Севе это признание его «как надо человеком» очень польстило. Он подёргал себя за еле пробивающийся пушок на губе и солидно произнёс:
— Да, tempora mutantur[1].
Семён засмеялся.
— Вот же, разве я неправду говорил, что вы, как тая птица. И говорите по-ихнему.
Аисты заметили посторонних, заклекотали тревожнее и оставили свой танец.
Средний аист неторопливо кивнул окружающим, и вся стая, сделав несколько прыжков в одну сторону, распустила крылья и, точно взвешивая ими воздух, поджав ноги и вытянув шеи, плавно полетела вдаль. И красив, строен и важен был полет мирных свободных птиц.
Сева вздохнул, глядя им вслед, как будто жалел, что, действительно, не птица.
— Теперь едем, Семён, — пора.
Сел в коляску и лошади побежали рысцой.
II
Станция стояла одинокая, каменная, красная, и по обе стороны от неё разбегались рельсы и телеграфные проволоки; им-то и была обязана станция своим существованием. Станция имела два входа, для двух разных миров: внешний для того, который чаще всего лишь на минуту заглядывал сюда, мчась из неведомого далека в противоположную даль с громыхающим поездом — и другой — для того мира, который тихо и смиренно жил вокруг на этих бесконечных трудовых полях.
Из глубины их робко шли к станции степные дороги; по ним чаще всего подвозили хлеб, который глотали железные вагоны.
Иногда к станции подъезжали экипажи, принимая кого-нибудь из того мира, или вводя в него. И в том и в другом случае люди как будто изменялись, проходя из одних дверей в другие.
Коляска подкатила к крыльцу как раз, тогда, когда сигнальный звонок трещал о выходе поезда с соседней станции.
Сева выпрыгнул из коляски и лишь только ступил на обтёртые и грязные каменные ступени, как сразу почувствовал ту знакомую скуку, стеснение и тревогу, которые проникали в него каждый раз, как он приезжал на станцию.
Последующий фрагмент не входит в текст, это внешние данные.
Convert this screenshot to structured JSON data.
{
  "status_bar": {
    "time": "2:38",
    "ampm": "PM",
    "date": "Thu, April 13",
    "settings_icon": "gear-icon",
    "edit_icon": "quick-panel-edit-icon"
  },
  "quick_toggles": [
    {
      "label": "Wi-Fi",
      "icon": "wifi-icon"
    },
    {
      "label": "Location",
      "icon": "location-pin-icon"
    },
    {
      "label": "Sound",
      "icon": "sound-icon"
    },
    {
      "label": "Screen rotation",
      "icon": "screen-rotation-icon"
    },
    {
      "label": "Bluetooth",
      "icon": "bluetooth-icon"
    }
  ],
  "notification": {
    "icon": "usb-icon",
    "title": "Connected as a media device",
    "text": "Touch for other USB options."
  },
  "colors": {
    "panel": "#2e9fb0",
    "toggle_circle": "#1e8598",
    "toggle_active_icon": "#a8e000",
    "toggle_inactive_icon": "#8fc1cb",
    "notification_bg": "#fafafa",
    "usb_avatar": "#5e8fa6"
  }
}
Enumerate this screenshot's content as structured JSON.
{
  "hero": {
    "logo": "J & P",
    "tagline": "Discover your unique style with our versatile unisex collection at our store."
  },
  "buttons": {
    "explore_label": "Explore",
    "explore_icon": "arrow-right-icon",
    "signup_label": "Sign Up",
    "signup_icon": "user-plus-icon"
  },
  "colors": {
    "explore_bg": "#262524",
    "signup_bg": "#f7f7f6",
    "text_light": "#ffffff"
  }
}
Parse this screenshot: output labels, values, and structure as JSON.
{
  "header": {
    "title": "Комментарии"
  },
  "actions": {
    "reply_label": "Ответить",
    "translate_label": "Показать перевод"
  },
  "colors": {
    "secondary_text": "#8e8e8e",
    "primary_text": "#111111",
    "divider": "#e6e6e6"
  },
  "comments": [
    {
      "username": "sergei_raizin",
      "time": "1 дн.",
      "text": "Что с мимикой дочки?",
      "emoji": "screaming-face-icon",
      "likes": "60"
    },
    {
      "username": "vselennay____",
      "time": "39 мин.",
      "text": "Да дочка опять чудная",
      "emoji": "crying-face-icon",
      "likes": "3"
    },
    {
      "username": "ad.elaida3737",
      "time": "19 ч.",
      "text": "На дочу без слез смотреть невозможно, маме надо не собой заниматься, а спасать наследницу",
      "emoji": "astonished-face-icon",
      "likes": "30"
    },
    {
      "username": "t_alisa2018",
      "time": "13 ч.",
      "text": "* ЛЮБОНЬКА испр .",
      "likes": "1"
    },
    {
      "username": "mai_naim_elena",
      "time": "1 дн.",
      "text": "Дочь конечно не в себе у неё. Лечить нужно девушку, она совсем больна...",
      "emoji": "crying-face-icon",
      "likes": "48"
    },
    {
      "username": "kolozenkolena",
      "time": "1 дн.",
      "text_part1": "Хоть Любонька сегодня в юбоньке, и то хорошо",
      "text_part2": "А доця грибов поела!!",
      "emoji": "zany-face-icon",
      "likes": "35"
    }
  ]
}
Он получил газеты, Ниву, накладную, на жатвенную машину, выписанную братом из-за границы. Телеграфист Мизгирев, длинный молодой человек, мечтавший поступить на сцену и потому ежедневно бривший лицо и очень редко подстригавши волосы, вышел к Севе, приветствуя его королевскими жестами.
— Привет, о, друг Горацио, привет. Ну, как живёте?
— Благодарю. Как вы?
— Да все разучиваю своего Гамлета. Пойдёмте.
Он обнял Севу за талию и повёл его за водокачку, там стал перед ним в позу и начал декламировать.
Но едва он дошёл до слов:
засвистел приближающийся поезд, и Сева заволновался.
Телеграфист с раздражением плюнул в сторону поезда и трагически выкрикнул:
— Вот так всегда!
Но, однако, первый пустился на платформу, чтобы пройтись перед окнами вагонов, за которыми красуются молодые женские лица.
Едва Сева успел дойти до платформы, как поезд уже подошёл к ней, и станция сразу ожила и зашумела.
Сева растерянно стал искать брата глазами. Обыкновенно тот ездил во втором классе, но за одним из стекол вагона первого класса ему показалось знакомое лицо.
«Не может быть», — почему-то подумал он. Но, однако, изумило его что-то другое, что он скорее почувствовал, чем увидел.
Из вагона прежде всего выпорхнула дама в красной шляпе; она быстро оглянулась направо, налево, улыбаясь привычно-выжидательно, как будто рассчитывала на многолюдную и весёлую встречу, вместе с тем удивляясь всему, что было в действительности. Обернулась назад, и Сева увидел выходящего из вагона брата.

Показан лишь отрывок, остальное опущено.